Many observers worry China’s digital currency could threaten the US dollar’s dominance by boosting the internationalization of the yuan. This is especially alarming in the context of China’s massive Belt and Road Initiative designed to connect Asia, Europe and Africa with six sophisticated marine and road corridors that could be infused, empowered, and controlled with China’s digital currency and digital infrastructure. This intricate network offers China a market of magnitude to expand digital money and digital infrastructure.
These recent developments around Facebook’s Libra and China’s digital
yuan has also had other countries looking into issuing their own CBDCs with
Japan announcing recently that ruling party lawmakers are working on a
proposal for Japan to issue its own digital currency.
Other strong use cases for blockchain technology that are already close to being implemented revolve around the automation of financial services and processes, allowing traditional businesses to replace aging back-end systems create new revenue models while lowering costs by automating manual processes and radically improve efficiency. Strong use cases include Smart Contracts, Smart Assets, Clearing and Settlement and for Digital Identity
Recognizing the risks and the potential of blockchain technology, institutions around the world, including banks (J.P. Morgan and Barclays) and exchanges (The TMX Group, Nasdaq, and the London Stock Exchange), are working intensively to develop an appropriate blockchain strategy, one that will allow them to keep pace with FinTech startups and, at the same time, make use of the technology to secure an advantage over their peers.

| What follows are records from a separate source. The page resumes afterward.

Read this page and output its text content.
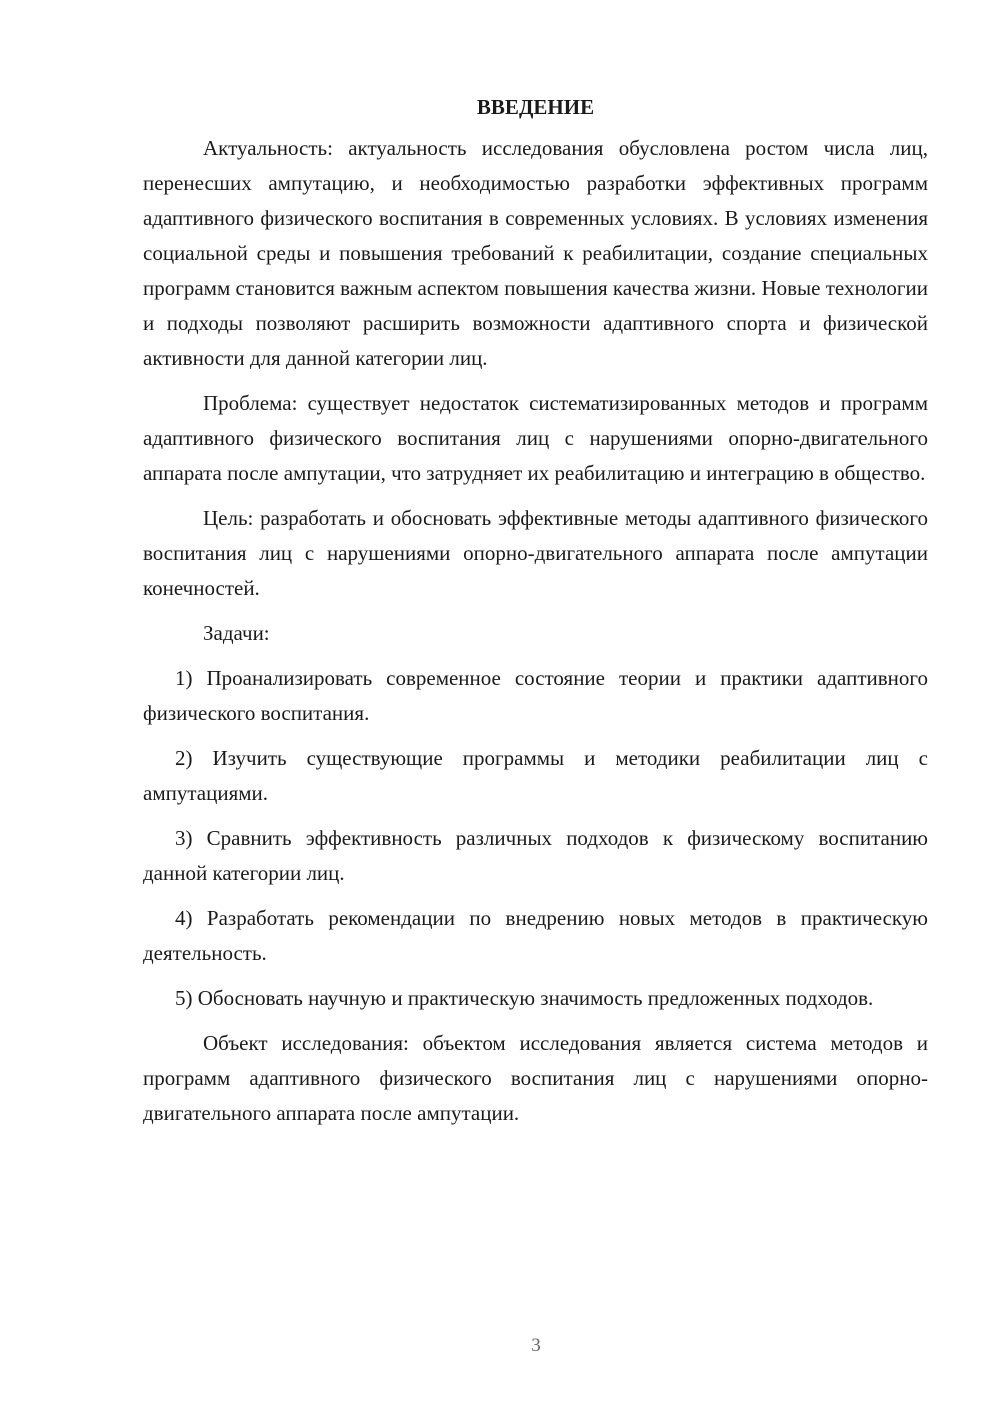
ВВЕДЕНИЕ

Актуальность: актуальность исследования обусловлена ростом числа лиц, перенесших ампутацию, и необходимостью разработки эффективных программ адаптивного физического воспитания в современных условиях. В условиях изменения социальной среды и повышения требований к реабилитации, создание специальных программ становится важным аспектом повышения качества жизни. Новые технологии и подходы позволяют расширить возможности адаптивного спорта и физической активности для данной категории лиц.

Проблема: существует недостаток систематизированных методов и программ адаптивного физического воспитания лиц с нарушениями опорно-двигательного аппарата после ампутации, что затрудняет их реабилитацию и интеграцию в общество.

Цель: разработать и обосновать эффективные методы адаптивного физического воспитания лиц с нарушениями опорно-двигательного аппарата после ампутации конечностей.

Задачи:

1) Проанализировать современное состояние теории и практики адаптивного физического воспитания.

2) Изучить существующие программы и методики реабилитации лиц с ампутациями.

3) Сравнить эффективность различных подходов к физическому воспитанию данной категории лиц.

4) Разработать рекомендации по внедрению новых методов в практическую деятельность.

5) Обосновать научную и практическую значимость предложенных подходов.

Объект исследования: объектом исследования является система методов и программ адаптивного физического воспитания лиц с нарушениями опорно-двигательного аппарата после ампутации.

3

Those functionalities (and more) position blockchain-based solutions to go head to head with old-guard financial institutions such as banks and stock exchanges. Add in blockchain’s ability to revolutionize other business sectors ranging from real estate to energy to healthcare to supply chain management, and you can see blockchain’s massive potential.
Some of the biggest corporations are taking notice. A JP Morgan report predicted that banks will adopt blockchain technology within the next three to five years.

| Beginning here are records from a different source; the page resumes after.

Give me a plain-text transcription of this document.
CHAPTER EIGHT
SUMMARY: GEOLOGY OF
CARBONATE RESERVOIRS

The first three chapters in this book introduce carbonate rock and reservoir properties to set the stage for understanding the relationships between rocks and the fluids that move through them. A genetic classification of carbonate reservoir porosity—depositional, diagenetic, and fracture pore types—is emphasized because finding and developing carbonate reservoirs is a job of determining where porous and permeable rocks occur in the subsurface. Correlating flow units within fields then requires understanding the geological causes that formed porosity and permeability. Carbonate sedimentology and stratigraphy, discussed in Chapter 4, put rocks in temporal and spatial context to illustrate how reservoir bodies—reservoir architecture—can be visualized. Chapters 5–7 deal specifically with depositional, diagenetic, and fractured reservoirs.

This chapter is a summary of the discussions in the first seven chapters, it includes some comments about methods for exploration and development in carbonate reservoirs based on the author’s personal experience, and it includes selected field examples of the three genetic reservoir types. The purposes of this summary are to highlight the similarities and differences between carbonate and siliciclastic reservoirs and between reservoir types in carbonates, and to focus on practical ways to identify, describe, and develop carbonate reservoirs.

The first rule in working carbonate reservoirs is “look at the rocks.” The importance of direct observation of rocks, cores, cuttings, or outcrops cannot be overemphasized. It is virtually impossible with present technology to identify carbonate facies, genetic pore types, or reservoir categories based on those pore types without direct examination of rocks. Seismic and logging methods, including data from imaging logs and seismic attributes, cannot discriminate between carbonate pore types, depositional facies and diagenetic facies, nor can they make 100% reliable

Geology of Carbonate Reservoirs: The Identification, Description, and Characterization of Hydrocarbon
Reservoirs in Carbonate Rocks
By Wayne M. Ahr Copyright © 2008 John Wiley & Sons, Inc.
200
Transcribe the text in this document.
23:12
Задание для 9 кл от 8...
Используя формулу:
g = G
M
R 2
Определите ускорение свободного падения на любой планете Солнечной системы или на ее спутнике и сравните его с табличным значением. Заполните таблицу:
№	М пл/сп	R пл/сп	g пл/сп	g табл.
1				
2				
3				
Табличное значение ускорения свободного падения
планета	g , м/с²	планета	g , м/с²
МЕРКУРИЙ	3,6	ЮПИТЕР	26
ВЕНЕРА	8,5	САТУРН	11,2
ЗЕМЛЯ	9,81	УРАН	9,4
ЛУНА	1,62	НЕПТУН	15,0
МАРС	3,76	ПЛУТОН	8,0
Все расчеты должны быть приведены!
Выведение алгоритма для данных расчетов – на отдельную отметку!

“The groundwork is now in place for more mainstream adoption of blockchain technology at the same time that the foundation is being established for the development of digital currency and fast payments,” the report said.

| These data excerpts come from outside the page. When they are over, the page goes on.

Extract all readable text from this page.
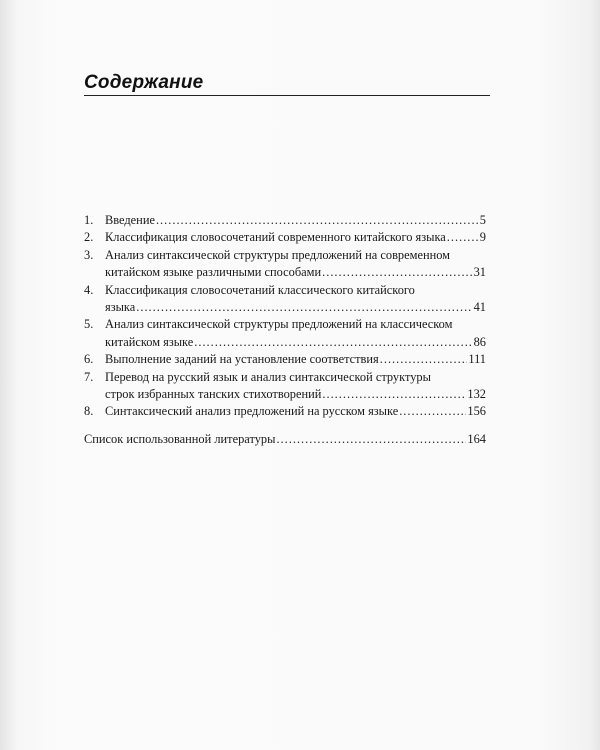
Содержание
1. Введение .....	5
2. Классификация словосочетаний современного китайского языка .....	9
3. Анализ синтаксической структуры предложений на современном
китайском языке различными способами .....	31
4. Классификация словосочетаний классического китайского
языка .....	41
5. Анализ синтаксической структуры предложений на классическом
китайском языке .....	86
6. Выполнение заданий на установление соответствия .....	111
7. Перевод на русский язык и анализ синтаксической структуры
строк избранных танских стихотворений .....	132
8. Синтаксический анализ предложений на русском языке .....	156
Список использованной литературы .....	164
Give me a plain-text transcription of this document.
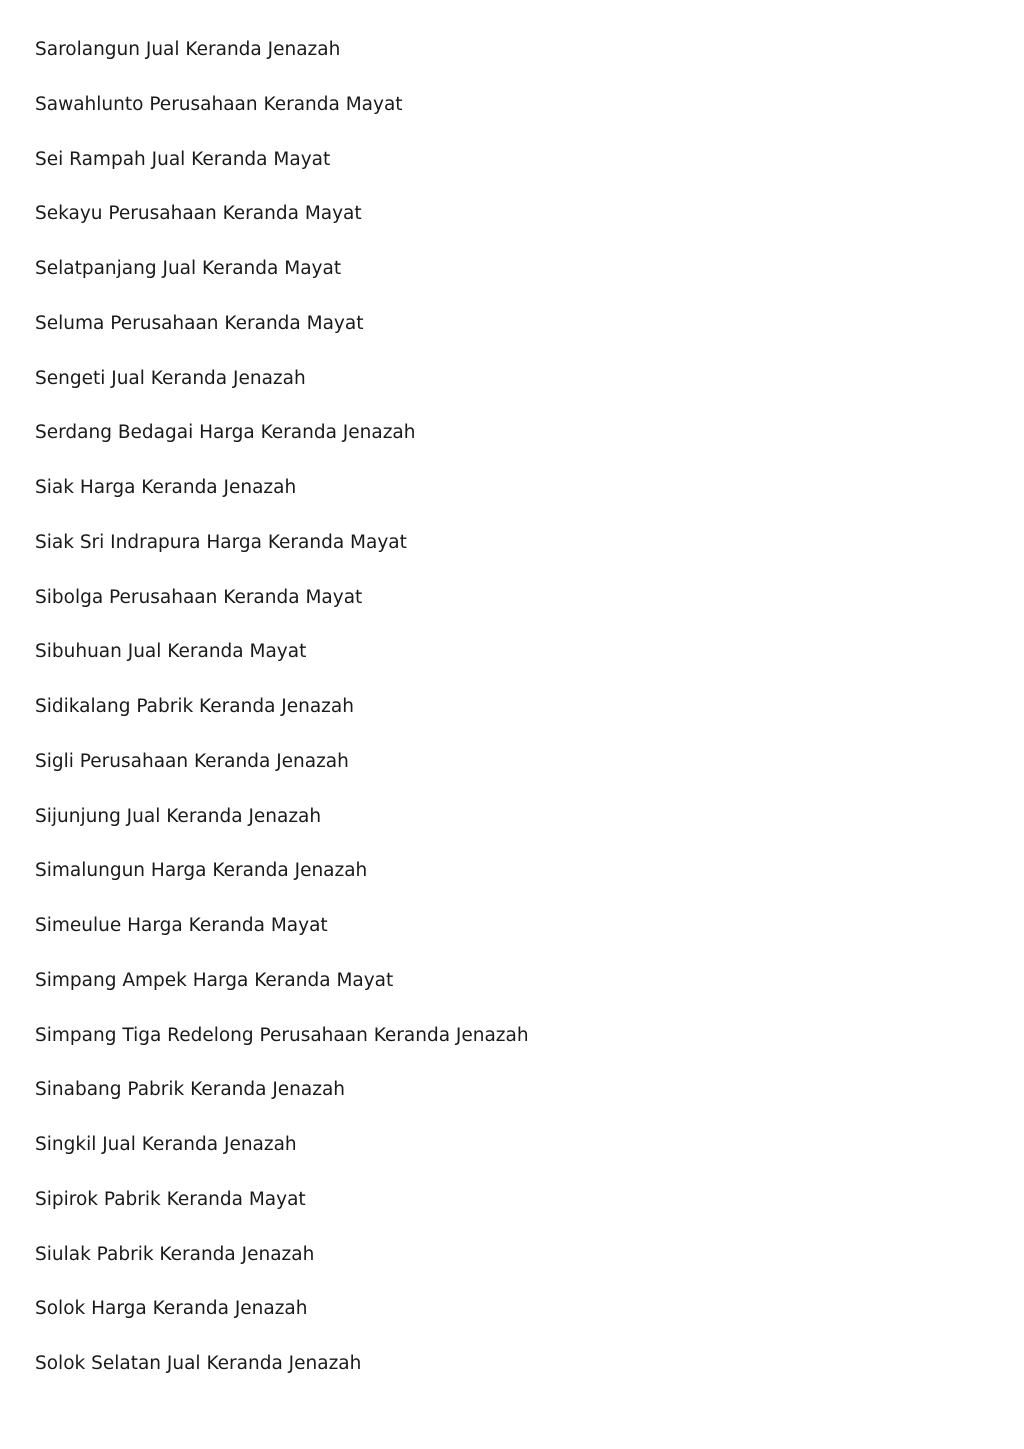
Sarolangun Jual Keranda Jenazah
Sawahlunto Perusahaan Keranda Mayat
Sei Rampah Jual Keranda Mayat
Sekayu Perusahaan Keranda Mayat
Selatpanjang Jual Keranda Mayat
Seluma Perusahaan Keranda Mayat
Sengeti Jual Keranda Jenazah
Serdang Bedagai Harga Keranda Jenazah
Siak Harga Keranda Jenazah
Siak Sri Indrapura Harga Keranda Mayat
Sibolga Perusahaan Keranda Mayat
Sibuhuan Jual Keranda Mayat
Sidikalang Pabrik Keranda Jenazah
Sigli Perusahaan Keranda Jenazah
Sijunjung Jual Keranda Jenazah
Simalungun Harga Keranda Jenazah
Simeulue Harga Keranda Mayat
Simpang Ampek Harga Keranda Mayat
Simpang Tiga Redelong Perusahaan Keranda Jenazah
Sinabang Pabrik Keranda Jenazah
Singkil Jual Keranda Jenazah
Sipirok Pabrik Keranda Mayat
Siulak Pabrik Keranda Jenazah
Solok Harga Keranda Jenazah
Solok Selatan Jual Keranda Jenazah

Many big companies aren’t waiting that long to move more aggressively toward blockchain technology. Last year, Facebook acquired blockchain startup Chainspace, a move designed to absorb Chainspace’s skilled team, which had expertise in smart contract sharding, scalability, and transaction throughput. That move built on Facebook’s ongoing foray into blockchain technology, which includes the creation of Libra, a Facebook-built cryptocurrency built on the tech giant’s private blockchain.
Other companies are choosing to partner with blockchain services providers, rather than going the acquisition route. Airline giant KLM recently announced a partnership with Dutch software services provider unchain.io that will give KLM a new, blockchain-based strategic finance application to streamline its financial processes.
“After initial learnings in smaller projects with the Digital Studio, KLM Finance is happy to announce this project, which we see as strategic to simplify our financial processes and to set an example for future blockchain projects that are no longer ‘test,’ but have real business impact,” said Dominique Vijverberg, innovation specialist at KLM Finance.
Necessity is the mother of invention. As blockchain technology continues to gain traction, expect more corporate behemoths to take action, whether in the form of partnerships, acquisitions, or building their own blockchain-based solutions. If those companies don’t act soon, the next great technological breakthrough could pass them by.